The Second Amendment exists for this very reason.  Our freedoms of religion, speech, assembly, press, due process,  protection from illegal search and seizure, all are based on our ability as individual citizens to prosecute those rights - by force of arms if necessary.  Our Bill of Rights is the only document of its kind that gives the ordinary citizen the right to take the defense of those rights into his or her own hands, to protect those rights from ALL who threaten them, whether from enemies foreign or domestic, private or public.


Think about the following statements made by past leaders of our great republic:
"That the Constitution shall never be construed to authorize Congress to infringe on the just liberty of the press or the rights of conscience; or to prevent ‘the people’ of the United States who are peaceable citizens from keeping their own arms…" -- Samuel Adams
"This may be considered as the true palladium of liberty .... The right of self defence is the first law of nature: in most governments it has been the study of rulers to confine this right within the narrowest limits possible. Wherever standing armies are kept up, and the right of the people to keep and bear arms is, under any colour or pretext whatsoever, prohibited, liberty, if not already annihilated, is on the brink of destruction" -- St. George Tucker, Judge of the Virginia Supreme Court and U.S. District Court of Virginia in Blackstone Commentaries, 1803
"[The Constitution preserves] the advantage of being armed which Americans possess over the people of almost every other nation...(where) the governments are afraid to trust the people with arms." -- James Madison, Federalist, No. 46.
"As civil rulers, not having their duty to the people duly before them, may attempt to tyrannize, and as the military forces which must be occasionally raised to defend our country, might pervert their power to the injury of their fellow citizens, the people are confirmed by the article in their right to keep and bear their private arms." -- Tench Coxe in "Remarks on the First Part of the Amendments to the Federal Constitution," under the pseudonym "A Pennsylvanian" in the Philadelphia Federal Gazette, June 18, 1789.

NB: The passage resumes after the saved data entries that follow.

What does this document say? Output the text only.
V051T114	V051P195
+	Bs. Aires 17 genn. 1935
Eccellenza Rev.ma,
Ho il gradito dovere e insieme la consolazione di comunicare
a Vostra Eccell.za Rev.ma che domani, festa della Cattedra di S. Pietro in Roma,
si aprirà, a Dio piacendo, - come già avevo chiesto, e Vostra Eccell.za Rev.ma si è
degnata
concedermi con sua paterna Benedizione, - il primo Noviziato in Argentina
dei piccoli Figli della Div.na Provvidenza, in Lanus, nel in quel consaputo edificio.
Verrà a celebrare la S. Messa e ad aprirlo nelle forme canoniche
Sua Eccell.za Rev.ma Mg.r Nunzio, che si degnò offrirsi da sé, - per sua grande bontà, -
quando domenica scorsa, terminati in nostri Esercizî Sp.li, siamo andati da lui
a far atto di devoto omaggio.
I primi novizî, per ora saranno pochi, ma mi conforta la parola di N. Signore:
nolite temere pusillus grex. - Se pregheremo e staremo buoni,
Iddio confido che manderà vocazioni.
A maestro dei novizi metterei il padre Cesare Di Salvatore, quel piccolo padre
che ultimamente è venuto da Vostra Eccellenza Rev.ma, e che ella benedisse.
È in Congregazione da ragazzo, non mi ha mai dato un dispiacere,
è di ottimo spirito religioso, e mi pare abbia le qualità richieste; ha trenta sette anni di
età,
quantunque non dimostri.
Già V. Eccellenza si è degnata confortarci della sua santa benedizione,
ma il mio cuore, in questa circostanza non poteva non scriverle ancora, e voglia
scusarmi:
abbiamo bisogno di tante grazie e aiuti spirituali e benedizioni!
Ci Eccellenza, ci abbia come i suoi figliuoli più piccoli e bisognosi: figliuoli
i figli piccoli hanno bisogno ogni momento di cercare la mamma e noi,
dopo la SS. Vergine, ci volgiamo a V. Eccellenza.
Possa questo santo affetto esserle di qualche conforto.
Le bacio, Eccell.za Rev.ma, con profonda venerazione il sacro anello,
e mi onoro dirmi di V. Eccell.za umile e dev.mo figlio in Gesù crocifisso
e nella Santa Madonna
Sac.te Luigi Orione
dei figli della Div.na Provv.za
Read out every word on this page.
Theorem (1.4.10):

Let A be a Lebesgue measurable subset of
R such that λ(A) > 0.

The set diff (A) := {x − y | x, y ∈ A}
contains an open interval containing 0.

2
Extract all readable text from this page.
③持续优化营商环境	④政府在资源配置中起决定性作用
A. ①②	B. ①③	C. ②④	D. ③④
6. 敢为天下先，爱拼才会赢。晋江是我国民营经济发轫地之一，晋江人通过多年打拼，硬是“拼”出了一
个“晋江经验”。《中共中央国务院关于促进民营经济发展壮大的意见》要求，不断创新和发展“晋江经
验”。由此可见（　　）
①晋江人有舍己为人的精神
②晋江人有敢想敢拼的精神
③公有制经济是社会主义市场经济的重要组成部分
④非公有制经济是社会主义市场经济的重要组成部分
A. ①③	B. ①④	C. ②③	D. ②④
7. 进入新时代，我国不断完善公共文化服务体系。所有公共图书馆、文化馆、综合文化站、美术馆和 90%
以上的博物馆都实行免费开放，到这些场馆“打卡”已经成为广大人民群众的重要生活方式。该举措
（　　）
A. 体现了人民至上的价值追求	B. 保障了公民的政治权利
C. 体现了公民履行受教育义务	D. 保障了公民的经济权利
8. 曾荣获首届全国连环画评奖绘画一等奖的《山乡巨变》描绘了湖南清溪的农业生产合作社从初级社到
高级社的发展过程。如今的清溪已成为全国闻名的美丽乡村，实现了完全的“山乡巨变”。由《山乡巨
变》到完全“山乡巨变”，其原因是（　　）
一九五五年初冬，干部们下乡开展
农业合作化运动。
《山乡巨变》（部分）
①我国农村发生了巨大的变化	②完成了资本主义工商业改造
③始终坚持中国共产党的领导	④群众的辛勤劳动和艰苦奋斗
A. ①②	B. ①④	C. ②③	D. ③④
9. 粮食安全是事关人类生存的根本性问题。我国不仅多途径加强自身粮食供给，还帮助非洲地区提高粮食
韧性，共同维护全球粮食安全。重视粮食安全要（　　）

"The great principle is that every man be armed.... everyone who is able may have a gun." -- Patrick Henry
Those who downplay the critical importance of the Second Amendment, as we hear with such increasing frequency these days from legislators, the media, and even our fellow citizens, truly misunderstand what is at stake. In the words of the Preamble to the Bill of Rights:
THE Conventions of a number of the States, having at the time of their adopting the Constitution, expressed a desire, in order to prevent misconstruction or abuse of its powers, that further declaratory and restrictive clauses should be added: And as extending the ground of public confidence in the Government, will best ensure the beneficent ends of its institution.